Las montañas se desdibujaban
lentamente en tonos azulados tras la niebla espesa. Esa era la única escena
que, enmarcada, se divisaba desde la ventana de la habitación. Los niños llegan
tarde, gritaba. Gritaba, porque todos la escuchaban. Y daba vueltas alrededor
de la estancia, pisaba cada una de las baldosas, sin olvidarse ninguna, con
orden minucioso. Se sabía de memoria cada pequeña y desapercibida marca de las
paredes pedregosas que la rodeaban, ¿cuánto tiempo llevaba ya esperando a los
niños? Si fueran más obedientes. Si su padre les regañara también y les dijera
cuatro cosas… Todos la escuchaban lamentarse. Quizá no sabía pensar en voz
baja. Llegaba a la ventana y volvía a observar durante seis minutos exactamente
la escena que podía ver a través del cristal. Extrañada, como si no la
recordara así e hiciera un esfuerzo para reformar la imagen en su mente. Hace
un momento no era así… y esto último lo decía susurrando. La ventana, como
todas en aquel edificio, no podía abrirse, solo mostraba el paisaje sin opción
a olerlo ni a sentir el frío de la mañana en el rostro. Una escena encuadrada
en aluminio que, aunque pocos eran conscientes de ello, era la única forma de
mantener algo de contacto con el mundo exterior.

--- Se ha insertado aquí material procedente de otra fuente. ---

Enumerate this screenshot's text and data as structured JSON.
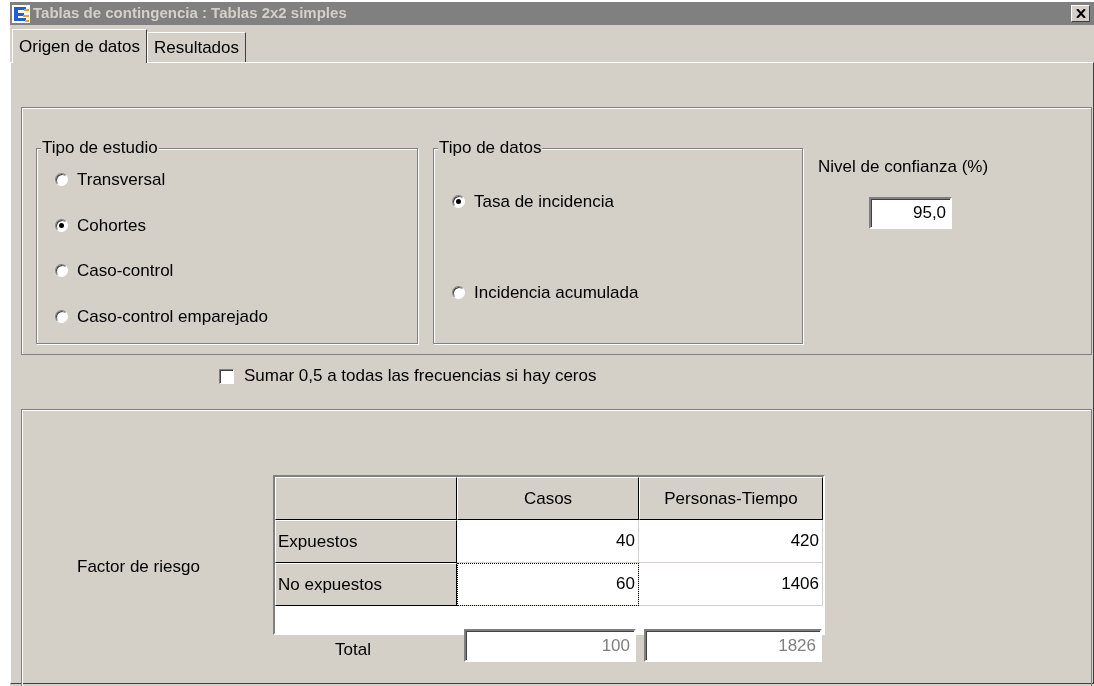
{
  "window": {
    "title": "Tablas de contingencia : Tablas 2x2 simples"
  },
  "tabs": [
    {
      "label": "Origen de datos",
      "selected": true
    },
    {
      "label": "Resultados",
      "selected": false
    }
  ],
  "study_type": {
    "legend": "Tipo de estudio",
    "options": [
      {
        "label": "Transversal",
        "selected": false
      },
      {
        "label": "Cohortes",
        "selected": true
      },
      {
        "label": "Caso-control",
        "selected": false
      },
      {
        "label": "Caso-control emparejado",
        "selected": false
      }
    ]
  },
  "data_type": {
    "legend": "Tipo de datos",
    "options": [
      {
        "label": "Tasa de incidencia",
        "selected": true
      },
      {
        "label": "Incidencia acumulada",
        "selected": false
      }
    ]
  },
  "confidence": {
    "label": "Nivel de confianza (%)",
    "value": "95,0"
  },
  "zero_correction": {
    "label": "Sumar 0,5 a todas las frecuencias si hay ceros",
    "checked": false
  },
  "table": {
    "side_label": "Factor de riesgo",
    "columns": [
      "Casos",
      "Personas-Tiempo"
    ],
    "rows": [
      {
        "label": "Expuestos",
        "cells": [
          {
            "value": "40",
            "focused": false
          },
          {
            "value": "420",
            "focused": false
          }
        ]
      },
      {
        "label": "No expuestos",
        "cells": [
          {
            "value": "60",
            "focused": true
          },
          {
            "value": "1406",
            "focused": false
          }
        ]
      }
    ]
  },
  "totals": {
    "label": "Total",
    "values": [
      "100",
      "1826"
    ]
  }
}
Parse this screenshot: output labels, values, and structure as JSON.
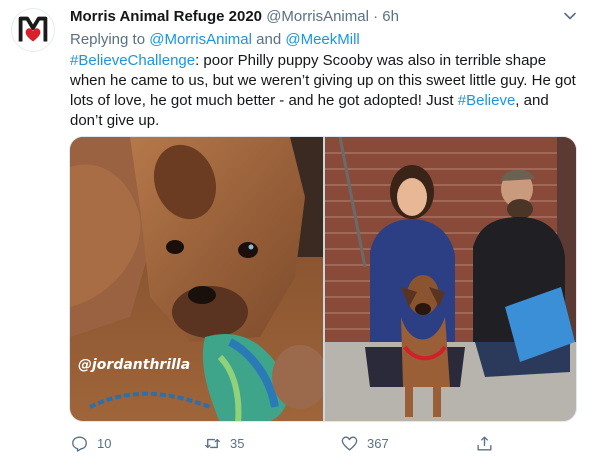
{
  "tweet": {
    "display_name": "Morris Animal Refuge 2020",
    "handle": "@MorrisAnimal",
    "separator": " · ",
    "time": "6h",
    "replying_prefix": "Replying to ",
    "reply_handle_1": "@MorrisAnimal",
    "reply_and": " and ",
    "reply_handle_2": "@MeekMill",
    "body_hashtag_1": "#BelieveChallenge",
    "body_part_1": ": poor Philly puppy Scooby was also in terrible shape when he came to us, but we weren’t giving up on this sweet little guy. He got lots of love, he got much better - and he got adopted! Just ",
    "body_hashtag_2": "#Believe",
    "body_part_2": ", and don’t give up.",
    "photo_watermark": "@jordanthrilla"
  },
  "actions": {
    "reply_count": "10",
    "retweet_count": "35",
    "like_count": "367"
  },
  "colors": {
    "link": "#1b95e0",
    "secondary_text": "#5b7083",
    "brand_red": "#d6212a"
  },
  "icons": {
    "avatar": "morris-animal-refuge-logo",
    "caret": "chevron-down-icon",
    "reply": "reply-icon",
    "retweet": "retweet-icon",
    "like": "heart-icon",
    "share": "share-icon"
  }
}
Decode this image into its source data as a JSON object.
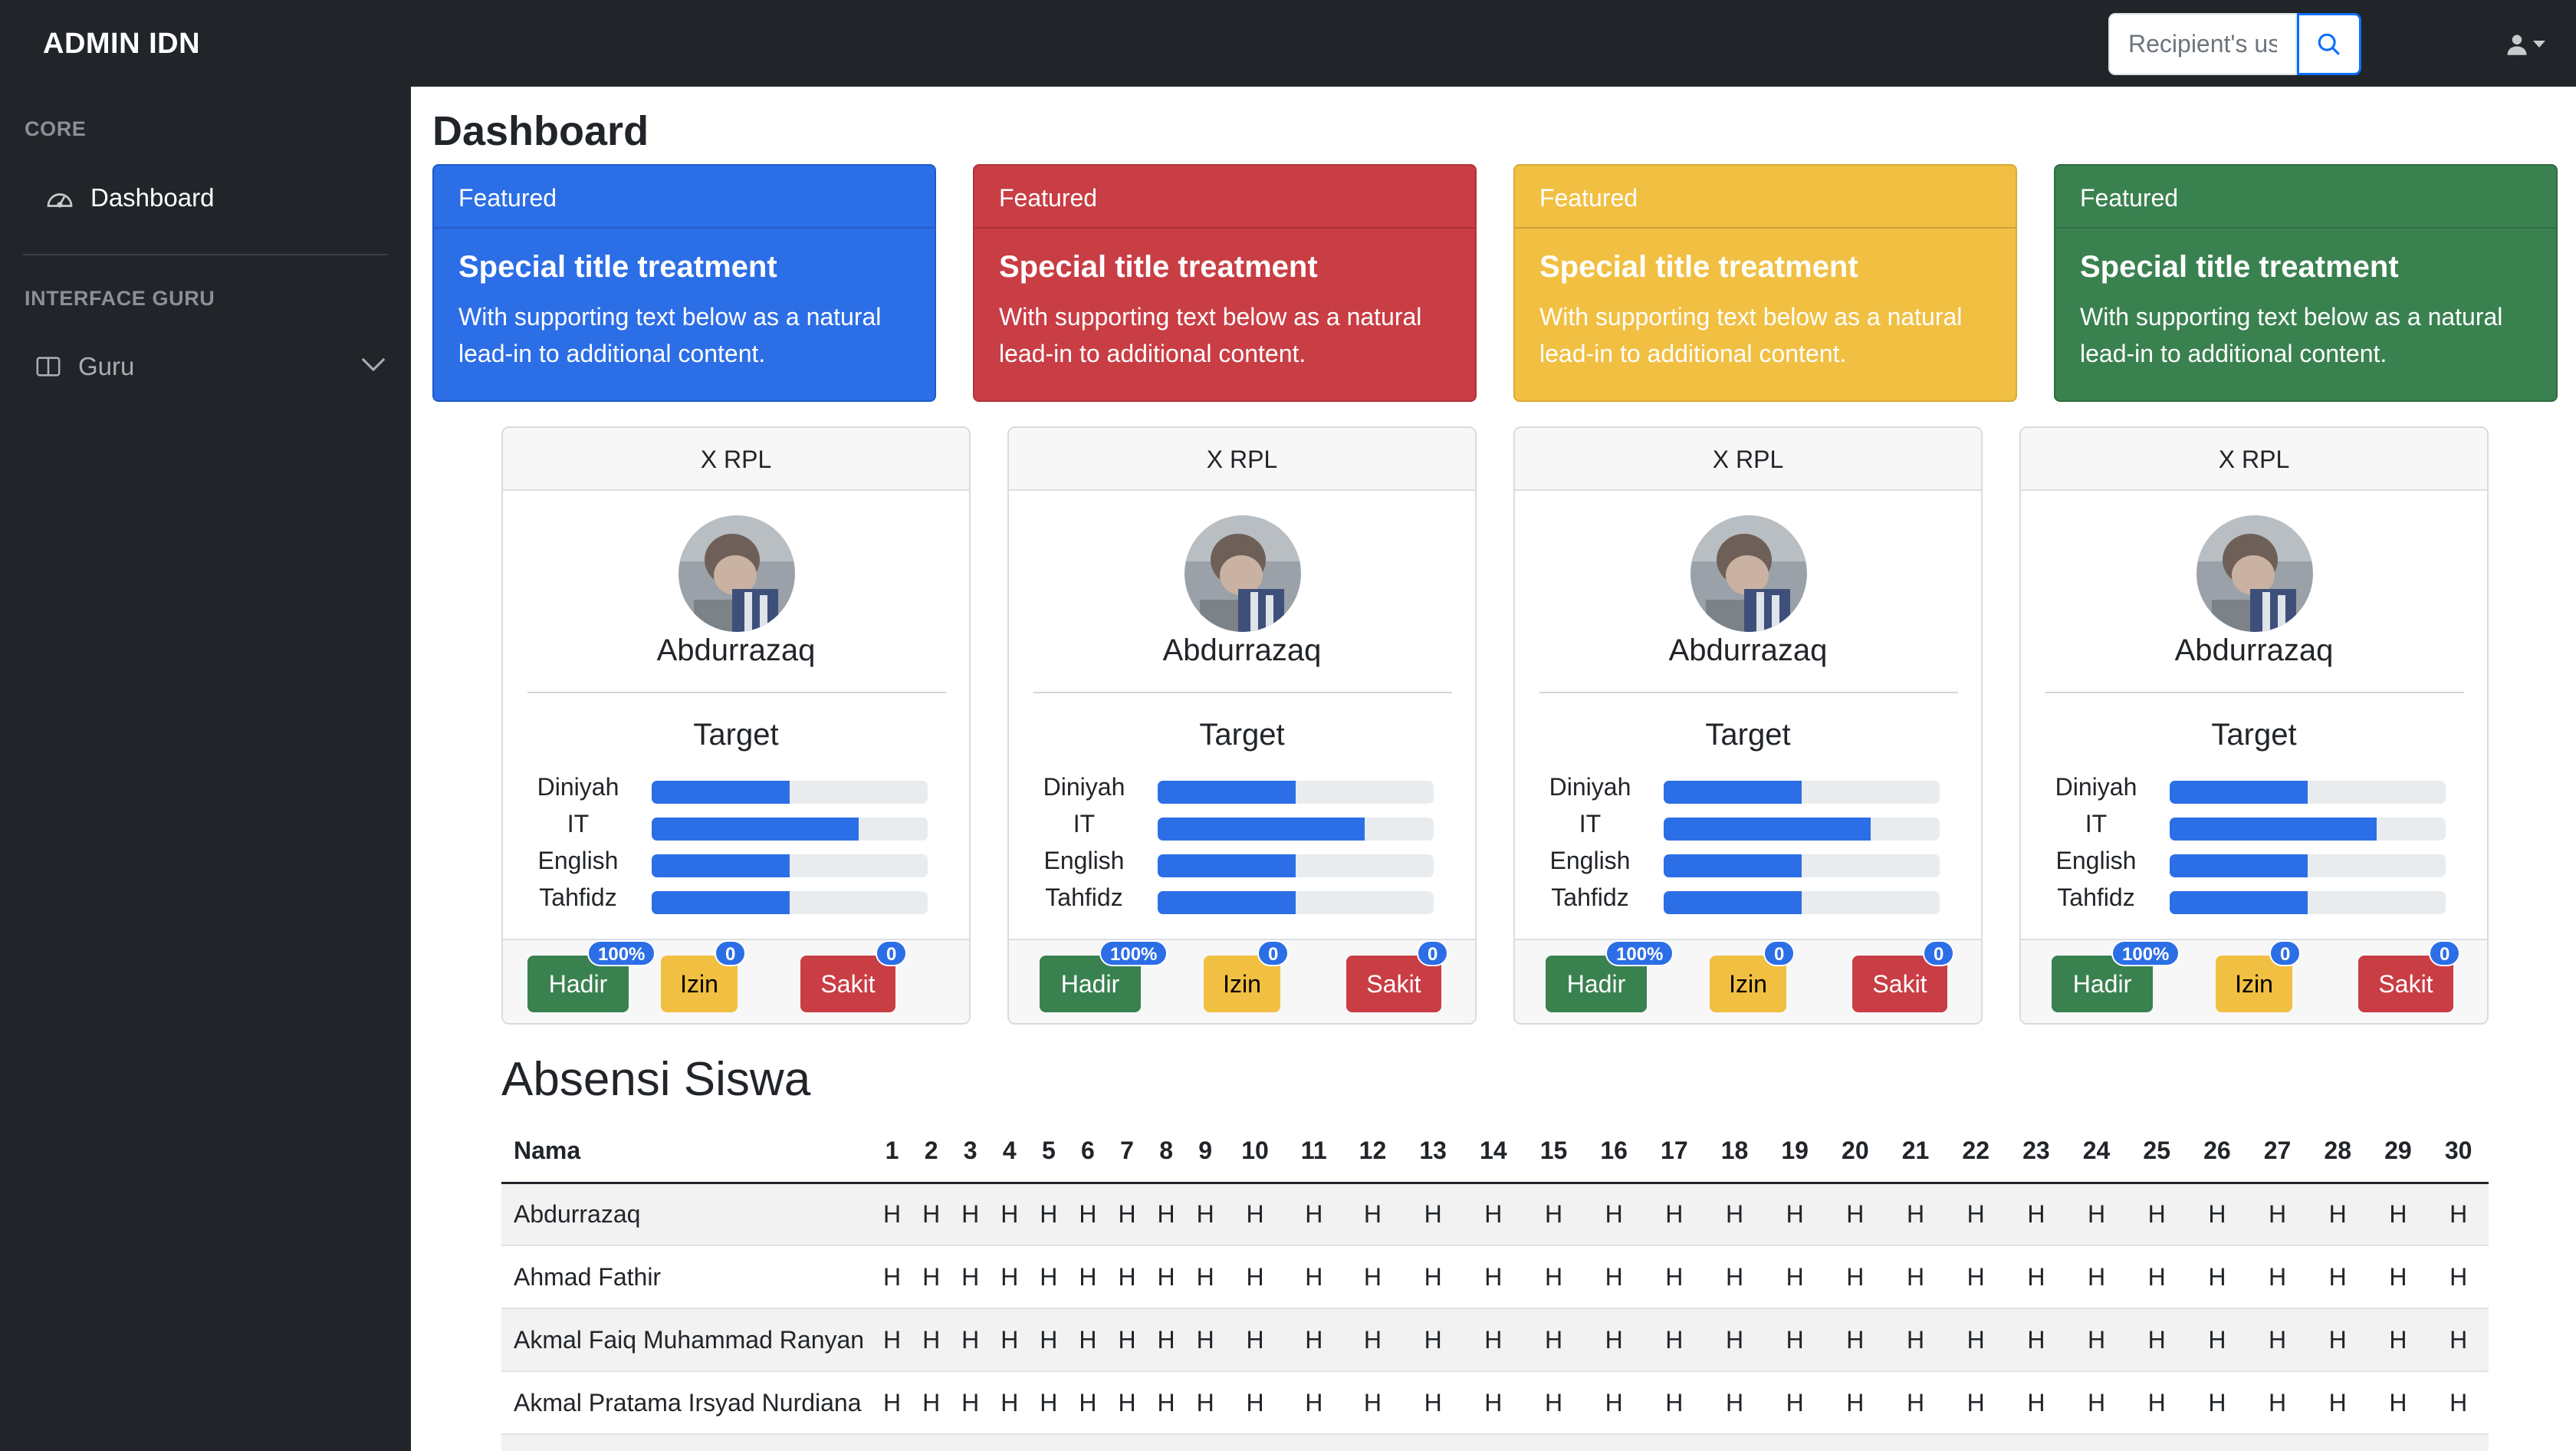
{
  "brand": "ADMIN IDN",
  "search": {
    "placeholder": "Recipient's username"
  },
  "sidebar": {
    "core_heading": "CORE",
    "dashboard_label": "Dashboard",
    "interface_heading": "INTERFACE GURU",
    "guru_label": "Guru"
  },
  "page_title": "Dashboard",
  "featured": [
    {
      "header": "Featured",
      "title": "Special title treatment",
      "text": "With supporting text below as a natural lead-in to additional content.",
      "color": "#2c6ee6"
    },
    {
      "header": "Featured",
      "title": "Special title treatment",
      "text": "With supporting text below as a natural lead-in to additional content.",
      "color": "#c93d44"
    },
    {
      "header": "Featured",
      "title": "Special title treatment",
      "text": "With supporting text below as a natural lead-in to additional content.",
      "color": "#f1bf42"
    },
    {
      "header": "Featured",
      "title": "Special title treatment",
      "text": "With supporting text below as a natural lead-in to additional content.",
      "color": "#3a8150"
    }
  ],
  "profiles": [
    {
      "class_name": "X RPL",
      "name": "Abdurrazaq",
      "target_title": "Target",
      "targets": [
        {
          "label": "Diniyah",
          "percent": 50
        },
        {
          "label": "IT",
          "percent": 75
        },
        {
          "label": "English",
          "percent": 50
        },
        {
          "label": "Tahfidz",
          "percent": 50
        }
      ],
      "status": {
        "hadir_label": "Hadir",
        "hadir_badge": "100%",
        "izin_label": "Izin",
        "izin_badge": "0",
        "sakit_label": "Sakit",
        "sakit_badge": "0"
      }
    },
    {
      "class_name": "X RPL",
      "name": "Abdurrazaq",
      "target_title": "Target",
      "targets": [
        {
          "label": "Diniyah",
          "percent": 50
        },
        {
          "label": "IT",
          "percent": 75
        },
        {
          "label": "English",
          "percent": 50
        },
        {
          "label": "Tahfidz",
          "percent": 50
        }
      ],
      "status": {
        "hadir_label": "Hadir",
        "hadir_badge": "100%",
        "izin_label": "Izin",
        "izin_badge": "0",
        "sakit_label": "Sakit",
        "sakit_badge": "0"
      }
    },
    {
      "class_name": "X RPL",
      "name": "Abdurrazaq",
      "target_title": "Target",
      "targets": [
        {
          "label": "Diniyah",
          "percent": 50
        },
        {
          "label": "IT",
          "percent": 75
        },
        {
          "label": "English",
          "percent": 50
        },
        {
          "label": "Tahfidz",
          "percent": 50
        }
      ],
      "status": {
        "hadir_label": "Hadir",
        "hadir_badge": "100%",
        "izin_label": "Izin",
        "izin_badge": "0",
        "sakit_label": "Sakit",
        "sakit_badge": "0"
      }
    },
    {
      "class_name": "X RPL",
      "name": "Abdurrazaq",
      "target_title": "Target",
      "targets": [
        {
          "label": "Diniyah",
          "percent": 50
        },
        {
          "label": "IT",
          "percent": 75
        },
        {
          "label": "English",
          "percent": 50
        },
        {
          "label": "Tahfidz",
          "percent": 50
        }
      ],
      "status": {
        "hadir_label": "Hadir",
        "hadir_badge": "100%",
        "izin_label": "Izin",
        "izin_badge": "0",
        "sakit_label": "Sakit",
        "sakit_badge": "0"
      }
    }
  ],
  "attendance": {
    "title": "Absensi Siswa",
    "name_header": "Nama",
    "days": [
      "1",
      "2",
      "3",
      "4",
      "5",
      "6",
      "7",
      "8",
      "9",
      "10",
      "11",
      "12",
      "13",
      "14",
      "15",
      "16",
      "17",
      "18",
      "19",
      "20",
      "21",
      "22",
      "23",
      "24",
      "25",
      "26",
      "27",
      "28",
      "29",
      "30"
    ],
    "rows": [
      {
        "name": "Abdurrazaq",
        "marks": [
          "H",
          "H",
          "H",
          "H",
          "H",
          "H",
          "H",
          "H",
          "H",
          "H",
          "H",
          "H",
          "H",
          "H",
          "H",
          "H",
          "H",
          "H",
          "H",
          "H",
          "H",
          "H",
          "H",
          "H",
          "H",
          "H",
          "H",
          "H",
          "H",
          "H"
        ]
      },
      {
        "name": "Ahmad Fathir",
        "marks": [
          "H",
          "H",
          "H",
          "H",
          "H",
          "H",
          "H",
          "H",
          "H",
          "H",
          "H",
          "H",
          "H",
          "H",
          "H",
          "H",
          "H",
          "H",
          "H",
          "H",
          "H",
          "H",
          "H",
          "H",
          "H",
          "H",
          "H",
          "H",
          "H",
          "H"
        ]
      },
      {
        "name": "Akmal Faiq Muhammad Ranyan",
        "marks": [
          "H",
          "H",
          "H",
          "H",
          "H",
          "H",
          "H",
          "H",
          "H",
          "H",
          "H",
          "H",
          "H",
          "H",
          "H",
          "H",
          "H",
          "H",
          "H",
          "H",
          "H",
          "H",
          "H",
          "H",
          "H",
          "H",
          "H",
          "H",
          "H",
          "H"
        ]
      },
      {
        "name": "Akmal Pratama Irsyad Nurdiana",
        "marks": [
          "H",
          "H",
          "H",
          "H",
          "H",
          "H",
          "H",
          "H",
          "H",
          "H",
          "H",
          "H",
          "H",
          "H",
          "H",
          "H",
          "H",
          "H",
          "H",
          "H",
          "H",
          "H",
          "H",
          "H",
          "H",
          "H",
          "H",
          "H",
          "H",
          "H"
        ]
      },
      {
        "name": "",
        "marks": [
          "",
          "",
          "",
          "",
          "",
          "",
          "",
          "",
          "",
          "",
          "",
          "",
          "",
          "",
          "",
          "",
          "",
          "",
          "",
          "",
          "",
          "",
          "",
          "",
          "",
          "",
          "",
          "",
          "",
          ""
        ]
      }
    ]
  }
}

Los niños llegan tarde. Y sus
palabras tenían eco, porque los muebles eran tan escasos que apenas rellenaban
los huecos del cuarto. Ella seguía caminando baldosas, que tenían el blanco
desgastado por el paso de centenares de suelas al cabo de los años. Muchas
veces había intentado contarlas, pero cuando pasaba un rato perdía la cuenta y
ya no le importaban las baldosas. Solo le importaba la hora, que miraba en un
reloj invisible atado a su muñeca. Qué tarde es. Las montañas se iban
oscureciendo cada vez más y se fundían con el espesor del cielo nocturno. La
manivela se torció ligeramente y por fin se abrió la puerta. No, no eran los
niños. Llegan tarde, llegan muy tarde. Es muy tarde. En ese punto ella ya
hiperventilaba en el suelo, se sacudía frenéticamente y lloraba, lloraba mucho.
Era parte de su rutina habitual, por desgracia no había todavía medicación
preventiva, por eso la enfermera tenía la orden de sedarla cuando fuera ya muy
tarde para que los niños anduvieran solos por ahí.